I met him once a few summer later. He had driven with his wife Jane to meet a friend in the town where I lived nearby. We met in a café. I was quite anxious and nervous. Now he was going to find out how much of a nothingness I was. I was intimidated to death. We sat around a table. He looked much older than I had imagined. But he was incredibly friendly, genteel, and courteous. He said how he devoured the interview Jan had done with me on the occasion of Swans tenth anniversary and liked my personality. Here again he brought me up. It was time to go. Life went on.
One day I shall have to elaborate on the relationship between an editor and a contributing writer. A bond is developed, affection grows, one begins to have a good sense or feeling of the other even if the main communication is done electronically. Of course, it does not work that way all the time but it does with a few individuals. It certainly did with Charles. I could sense how he was, his mood, his active life. He was a prolific writer and we talked on the phone.
Suddenly, in 2012 something happened.
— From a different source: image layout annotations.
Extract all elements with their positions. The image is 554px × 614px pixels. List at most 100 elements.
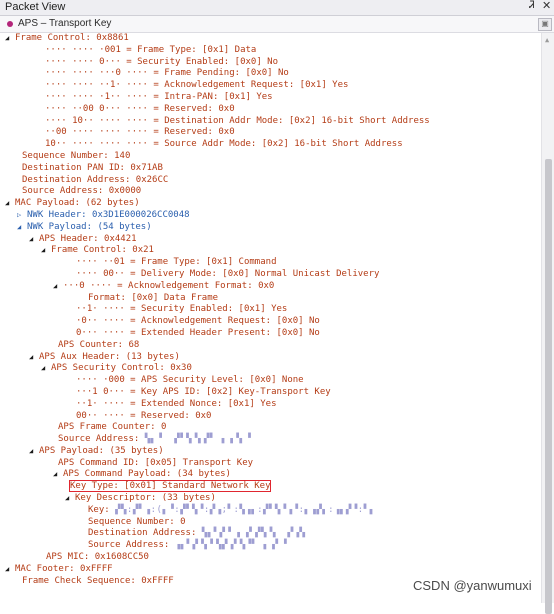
tree-row[interactable]: ◢ Frame Control: 0x8861 [0,33,540,45]
tree-row[interactable]: ◢ Key Descriptor: (33 bytes) [0,493,540,505]
scrollbar-thumb[interactable] [545,159,552,614]
tree-row-text: ···· ···· 0··· = Security Enabled: [0x0]… [45,56,278,67]
tree-row[interactable]: ···· ·000 = APS Security Level: [0x0] No… [0,375,540,387]
tree-row-text: Frame Check Sequence: 0xFFFF [22,575,174,586]
tree-row-text: APS MIC: 0x1608CC50 [46,552,149,563]
tree-row-text: 0··· ···· = Extended Header Present: [0x… [76,327,320,338]
tree-row[interactable]: ···· ···· ···0 ···· = Frame Pending: [0x… [0,68,540,80]
tree-row-text: MAC Payload: (62 bytes) [15,198,140,209]
collapse-arrow-icon[interactable]: ◢ [41,363,51,375]
redacted-value: ▚▖▘▞▝ ▖▗▘▞▚▝▖ ▗▘▞▖ [201,528,309,539]
tree-row[interactable]: ···· ···· ·001 = Frame Type: [0x1] Data [0,45,540,57]
tree-row-text: ···· ···· ·1·· ···· = Intra-PAN: [0x1] Y… [45,91,273,102]
tree-row[interactable]: ···· 00·· = Delivery Mode: [0x0] Normal … [0,269,540,281]
tree-row[interactable]: ◢ MAC Footer: 0xFFFF [0,564,540,576]
packet-tab-label[interactable]: APS – Transport Key [18,18,111,29]
scroll-up-icon[interactable]: ▲ [545,36,549,44]
tree-row[interactable]: ···· ···· ··1· ···· = Acknowledgement Re… [0,80,540,92]
tree-row[interactable]: Key Type: [0x01] Standard Network Key [0,480,540,493]
tree-row[interactable]: APS Frame Counter: 0 [0,422,540,434]
collapse-arrow-icon[interactable]: ◢ [5,564,15,576]
tree-row[interactable]: ··1· ···· = Extended Nonce: [0x1] Yes [0,399,540,411]
tree-row[interactable]: 00·· ···· = Reserved: 0x0 [0,411,540,423]
collapse-arrow-icon[interactable]: ◢ [5,198,15,210]
collapse-arrow-icon[interactable]: ◢ [29,352,39,364]
tree-row[interactable]: ···· 10·· ···· ···· = Destination Addr M… [0,116,540,128]
tree-row-text: APS Command ID: [0x05] Transport Key [58,457,254,468]
tree-row-text: APS Frame Counter: 0 [58,422,167,433]
tree-row[interactable]: Key: ▞▚:▞▘▗:(▖▝:▞▘▚▝:▞▗;▘:▚▗▖:▞▘▚▝▗▝:▖▗▞… [0,505,540,517]
tree-row-text: ··00 ···· ···· ···· = Reserved: 0x0 [45,127,235,138]
collapse-arrow-icon[interactable]: ◢ [53,469,63,481]
lock-icon[interactable]: ▣ [538,18,552,31]
tree-row-text: APS Header: 0x4421 [39,233,137,244]
tree-row[interactable]: Destination Address: ▚▖▘▞▝ ▖▗▘▞▚▝▖ ▗▘▞▖ [0,528,540,540]
watermark: CSDN @yanwumuxi [413,578,532,593]
collapse-arrow-icon[interactable]: ◢ [5,33,15,45]
tree-row-text: ···· ··01 = Frame Type: [0x1] Command [76,257,277,268]
tree-row-text: Source Address: 0x0000 [22,186,142,197]
tree-row-text: NWK Payload: (54 bytes) [27,221,152,232]
tree-row[interactable]: ··00 ···· ···· ···· = Reserved: 0x0 [0,127,540,139]
tree-row[interactable]: ◢ APS Aux Header: (13 bytes) [0,352,540,364]
tree-row-text: Key Descriptor: (33 bytes) [75,493,216,504]
tree-row[interactable]: Source Address: ▗▖▘▞▝▖▘▚▞▗▘▚▝▘ ▖▗▘▝ [0,540,540,552]
tree-row-text: Sequence Number: 0 [88,516,186,527]
tree-row[interactable]: ◢ Frame Control: 0x21 [0,245,540,257]
tree-row[interactable]: ◢ APS Payload: (35 bytes) [0,446,540,458]
tree-row[interactable]: 0··· ···· = Extended Header Present: [0x… [0,328,540,340]
tree-row[interactable]: APS Command ID: [0x05] Transport Key [0,458,540,470]
tree-row-text: Destination Address: [88,528,202,539]
collapse-arrow-icon[interactable]: ◢ [29,446,39,458]
tree-row-text: ···· ···· ·001 = Frame Type: [0x1] Data [45,44,257,55]
tree-row[interactable]: Sequence Number: 140 [0,151,540,163]
collapse-arrow-icon[interactable]: ◢ [65,493,75,505]
tree-row-text: Destination Address: 0x26CC [22,174,169,185]
tree-row[interactable]: ···· ···· 0··· = Security Enabled: [0x0]… [0,57,540,69]
tree-row[interactable]: ◢ APS Command Payload: (34 bytes) [0,469,540,481]
tree-row[interactable]: ◢ MAC Payload: (62 bytes) [0,198,540,210]
tree-row[interactable]: ·0·· ···· = Acknowledgement Request: [0x… [0,316,540,328]
tree-row[interactable]: 10·· ···· ···· ···· = Source Addr Mode: … [0,139,540,151]
redacted-value: ▞▚:▞▘▗:(▖▝:▞▘▚▝:▞▗;▘:▚▗▖:▞▘▚▝▗▝:▖▗▞▖:▗▖▞… [115,504,376,515]
tree-row[interactable]: ···· ···· ·1·· ···· = Intra-PAN: [0x1] Y… [0,92,540,104]
expand-arrow-icon[interactable]: ▷ [17,210,27,222]
tree-row[interactable]: ··1· ···· = Security Enabled: [0x1] Yes [0,304,540,316]
tree-row[interactable]: ▷ NWK Header: 0x3D1E000026CC0048 [0,210,540,222]
tree-row[interactable]: APS MIC: 0x1608CC50 [0,552,540,564]
tree-row[interactable]: ···1 0··· = Key APS ID: [0x2] Key-Transp… [0,387,540,399]
tree-row[interactable]: ◢ APS Header: 0x4421 [0,234,540,246]
tree-row-text: APS Security Control: 0x30 [51,363,192,374]
tree-row[interactable]: Source Address: ▚▖▝ ▞▘▚▝▖▞▘ ▖▗▝▖▝ [0,434,540,446]
close-icon[interactable]: ✕ [542,0,551,12]
tree-row[interactable]: Sequence Number: 0 [0,517,540,529]
tree-row[interactable]: ◢ NWK Payload: (54 bytes) [0,222,540,234]
tree-row-text: Source Address: [88,540,175,551]
collapse-arrow-icon[interactable]: ◢ [41,245,51,257]
tree-row[interactable]: Source Address: 0x0000 [0,186,540,198]
tree-row-text: Frame Control: 0x21 [51,245,154,256]
tree-row[interactable]: Format: [0x0] Data Frame [0,293,540,305]
tree-row[interactable]: Destination Address: 0x26CC [0,175,540,187]
tree-row-text: ···· 00·· = Delivery Mode: [0x0] Normal … [76,268,380,279]
tree-row-text: ···1 0··· = Key APS ID: [0x2] Key-Transp… [76,386,331,397]
tree-row-text: APS Aux Header: (13 bytes) [39,351,180,362]
tree-row[interactable]: ···· ··00 0··· ···· = Reserved: 0x0 [0,104,540,116]
tree-row[interactable]: ◢ ···0 ···· = Acknowledgement Format: 0x0 [0,281,540,293]
collapse-arrow-icon[interactable]: ◢ [53,281,63,293]
tree-row-text: 10·· ···· ···· ···· = Source Addr Mode: … [45,139,403,150]
tree-row[interactable]: Destination PAN ID: 0x71AB [0,163,540,175]
tree-row-text: ···0 ···· = Acknowledgement Format: 0x0 [63,280,275,291]
packet-type-dot-icon [7,21,13,27]
tree-row[interactable]: ◢ APS Security Control: 0x30 [0,363,540,375]
vertical-scrollbar[interactable]: ▲ [541,33,554,614]
tree-row-text: ··1· ···· = Extended Nonce: [0x1] Yes [76,398,277,409]
tree-row-text: ·0·· ···· = Acknowledgement Request: [0x… [76,316,320,327]
tree-row-text: ···· ···· ···0 ···· = Frame Pending: [0x… [45,68,289,79]
pin-icon[interactable]: Ꮨ [529,0,535,11]
tree-row[interactable]: APS Counter: 68 [0,340,540,352]
tree-row[interactable]: ···· ··01 = Frame Type: [0x1] Command [0,257,540,269]
tree-row-text: Key: [88,504,116,515]
collapse-arrow-icon[interactable]: ◢ [17,222,27,234]
collapse-arrow-icon[interactable]: ◢ [29,234,39,246]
His contributions became sparse. They were filled with typos and errors, which were hard to edit. Then he would send me a piece that we had already published, or ask about this and that piece ("Yes, Charles we have published them on this date and that date"). In the summer he called to tell that due to the Great Recession he had no more money and was entirely dependent on his wife. I kind of laughed and simply said, "welcome to the club!" (I too am quite dependent on my wife's job.) He could not write as often as he used to and be much involved with Swans any longer. I was flabbergasted. I knew, or sensed, that something else was happening. The few pieces he sent were poorly written, his e-mails hardly readable. I inquired about his health. He became quite defensive and angry. Charles had never been angry with me, never ever. He'd say he was fit as a fiddle. Silence fell in the sky. You know the rest of the story.
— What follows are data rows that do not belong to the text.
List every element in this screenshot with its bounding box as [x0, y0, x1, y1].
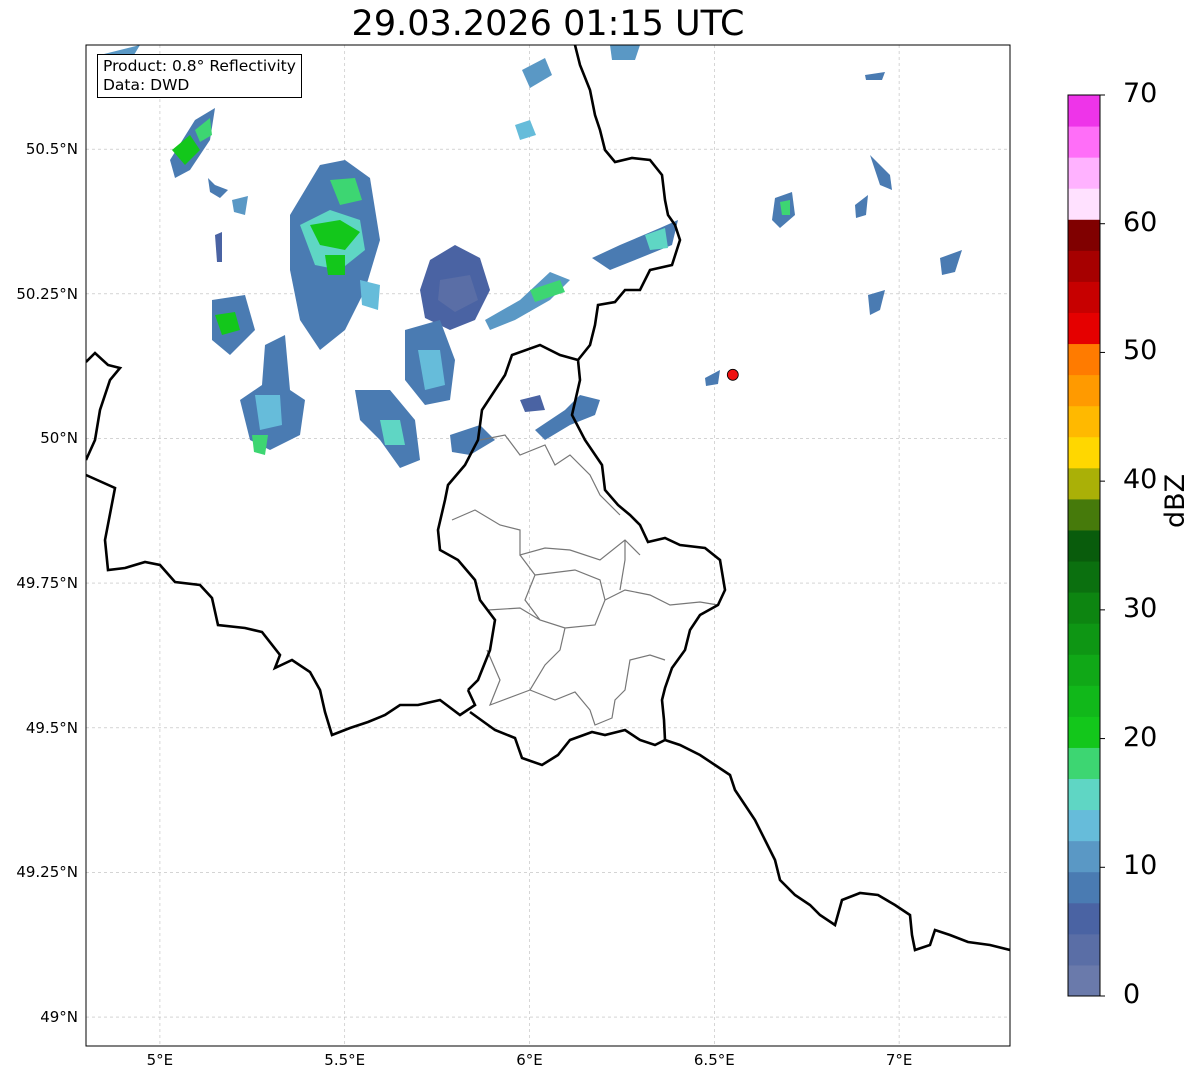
colorbar-segment: [1068, 654, 1100, 686]
lon-tick-label: 6°E: [516, 1051, 543, 1069]
lon-tick-label: 5.5°E: [324, 1051, 366, 1069]
border-france-germany: [664, 738, 1010, 952]
colorbar-label: dBZ: [1160, 473, 1191, 528]
radar-site-marker[interactable]: [726, 368, 739, 381]
canton-borders: [451, 434, 719, 726]
colorbar-segment: [1068, 529, 1100, 562]
lon-tick-label: 5°E: [146, 1051, 174, 1069]
colorbar-segment: [1068, 126, 1100, 158]
colorbar-segment: [1068, 840, 1100, 873]
colorbar-segment: [1068, 778, 1100, 811]
border-belgium-netherlands: [86, 351, 123, 461]
colorbar-segment: [1068, 281, 1100, 313]
colorbar-tick-label: 0: [1123, 979, 1141, 1010]
colorbar-segment: [1068, 498, 1100, 531]
lat-tick-label: 49.25°N: [16, 863, 78, 882]
colorbar-segment: [1068, 871, 1100, 904]
lat-tick-label: 50.5°N: [25, 140, 78, 159]
colorbar-segment: [1068, 592, 1100, 624]
colorbar-segment: [1068, 436, 1100, 469]
colorbar-segment: [1068, 623, 1100, 655]
borders-layer: [86, 45, 1010, 952]
colorbar-segment: [1068, 716, 1100, 748]
colorbar-segment: [1068, 188, 1100, 220]
colorbar-tick-label: 20: [1123, 721, 1158, 753]
colorbar-tick-label: 60: [1123, 206, 1158, 238]
colorbar-tick-label: 10: [1123, 850, 1158, 882]
colorbar-tick-label: 30: [1123, 592, 1158, 624]
colorbar-segment: [1068, 747, 1100, 780]
colorbar-segment: [1068, 157, 1100, 189]
product-label: Product: 0.8° Reflectivity: [103, 57, 296, 75]
reflectivity-layer: [100, 45, 962, 468]
colorbar-segment: [1068, 933, 1100, 966]
colorbar: [1067, 94, 1105, 997]
colorbar-segment: [1068, 964, 1100, 997]
echo-cluster-east: [515, 45, 962, 386]
colorbar-tick-label: 40: [1123, 464, 1158, 496]
colorbar-segment: [1068, 250, 1100, 282]
lat-tick-label: 49.5°N: [25, 718, 78, 737]
colorbar-segment: [1068, 374, 1100, 407]
border-belgium-germany: [573, 45, 682, 361]
colorbar-segment: [1068, 809, 1100, 842]
colorbar-segment: [1068, 685, 1100, 717]
colorbar-segment: [1068, 467, 1100, 500]
colorbar-segment: [1068, 219, 1100, 251]
map-frame: [85, 44, 1011, 1047]
data-source-label: Data: DWD: [103, 76, 190, 94]
colorbar-segment: [1068, 902, 1100, 935]
lat-tick-label: 50°N: [40, 429, 78, 448]
graticule: [86, 45, 1010, 1046]
lon-tick-label: 6.5°E: [693, 1051, 735, 1069]
colorbar-segment: [1068, 95, 1100, 127]
colorbar-segment: [1068, 343, 1100, 376]
colorbar-tick-label: 50: [1123, 335, 1158, 367]
colorbar-segment: [1068, 561, 1100, 593]
border-belgium-france: [86, 473, 477, 737]
colorbar-segment: [1068, 312, 1100, 345]
lat-tick-label: 49°N: [40, 1008, 78, 1027]
lon-tick-label: 7°E: [885, 1051, 913, 1069]
lat-tick-label: 50.25°N: [16, 284, 78, 303]
colorbar-tick-label: 70: [1123, 78, 1158, 109]
colorbar-segment: [1068, 405, 1100, 438]
info-box: Product: 0.8° Reflectivity Data: DWD: [97, 54, 302, 98]
radar-map: [85, 44, 1105, 1047]
lat-tick-label: 49.75°N: [16, 574, 78, 593]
I had a lot of respect, appreciation, and affection for Charles Marowitz. Whatever you may read about him, he was a very genteel man with an immense culture and talent. He simply did not support fools -- too many of them crossed his path one way or another. Fortunately, I was not one of them.
Thank you, Charles, for your generosity and all you brought to arts & culture, and gave to little Swans. Thank you.